Entendi também que o papel que escolhemos representar, nos modifica. Este é o “milagre” operado pelo Teatro do Oprimido. Quando escolhemos o papel de agentes transformadores da realidade em que vivemos, este papel há de nos transformar para que sejamos capazes de contribuir com a transformação social. Se escolhermos o papel de vítimas passivas, ficaremos passivos e vitimados, a fazer um teatrinho de lamúrias e denúncias. Se fizermos do teatro um instrumento político ele há de nos transformar em agentes transformadores no espaço público. Se fizermos dele um instrumento terapêutico, ele pode curar alguns de nossos sintomas, mas também pode nos transformar em sujeitos centrados na nossa própria psicologia, que só se compreendem no mundo a partir das pequenas patologias da vida privada.

Que personagens desejamos ser, que enredo escolhemos representar? Augusto deixou esta pergunta a todos. Sabia que não podia respondê-la por nós, pois ninguém escolhe pelo outro. Os integrantes do CTO terão que continuar escolhendo sempre, a cada novo conflito, a cada nova crise, o papel que desejam representar e os sujeitos em que desejam se transformar.

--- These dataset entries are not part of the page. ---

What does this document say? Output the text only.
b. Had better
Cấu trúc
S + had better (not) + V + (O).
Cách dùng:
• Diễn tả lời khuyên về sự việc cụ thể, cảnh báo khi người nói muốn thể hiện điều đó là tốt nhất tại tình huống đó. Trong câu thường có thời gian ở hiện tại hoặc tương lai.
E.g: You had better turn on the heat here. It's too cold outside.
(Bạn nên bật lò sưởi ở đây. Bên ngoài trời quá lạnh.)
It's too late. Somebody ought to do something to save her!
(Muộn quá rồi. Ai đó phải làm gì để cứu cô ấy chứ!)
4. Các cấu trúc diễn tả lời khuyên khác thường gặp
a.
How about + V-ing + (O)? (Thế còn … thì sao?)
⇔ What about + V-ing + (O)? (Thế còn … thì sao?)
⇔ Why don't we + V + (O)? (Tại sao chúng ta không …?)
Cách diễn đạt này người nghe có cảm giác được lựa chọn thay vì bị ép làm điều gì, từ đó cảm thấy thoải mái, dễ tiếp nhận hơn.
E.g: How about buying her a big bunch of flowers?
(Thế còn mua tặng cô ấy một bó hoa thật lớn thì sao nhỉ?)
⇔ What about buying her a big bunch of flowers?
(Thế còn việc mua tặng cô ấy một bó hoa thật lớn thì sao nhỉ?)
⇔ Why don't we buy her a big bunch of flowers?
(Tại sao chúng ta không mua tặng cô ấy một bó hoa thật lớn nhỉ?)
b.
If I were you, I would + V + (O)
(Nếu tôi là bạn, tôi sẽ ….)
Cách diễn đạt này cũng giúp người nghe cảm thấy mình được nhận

E a cada nova escolha, vale a pena recordar aquelas que foram feitas, com muita coerência e sinceridade, pelo nosso querido Boal. Pois ele era um personagem ambulante de si mesmo, tão completamente, que nunca falsificava seu próprio papel. Ele tornou-se o homem transformador e inspirador de transformações alheias – um papel que, desde bem jovem, escolheu representar.
Longa vida à memória de Augusto Boal.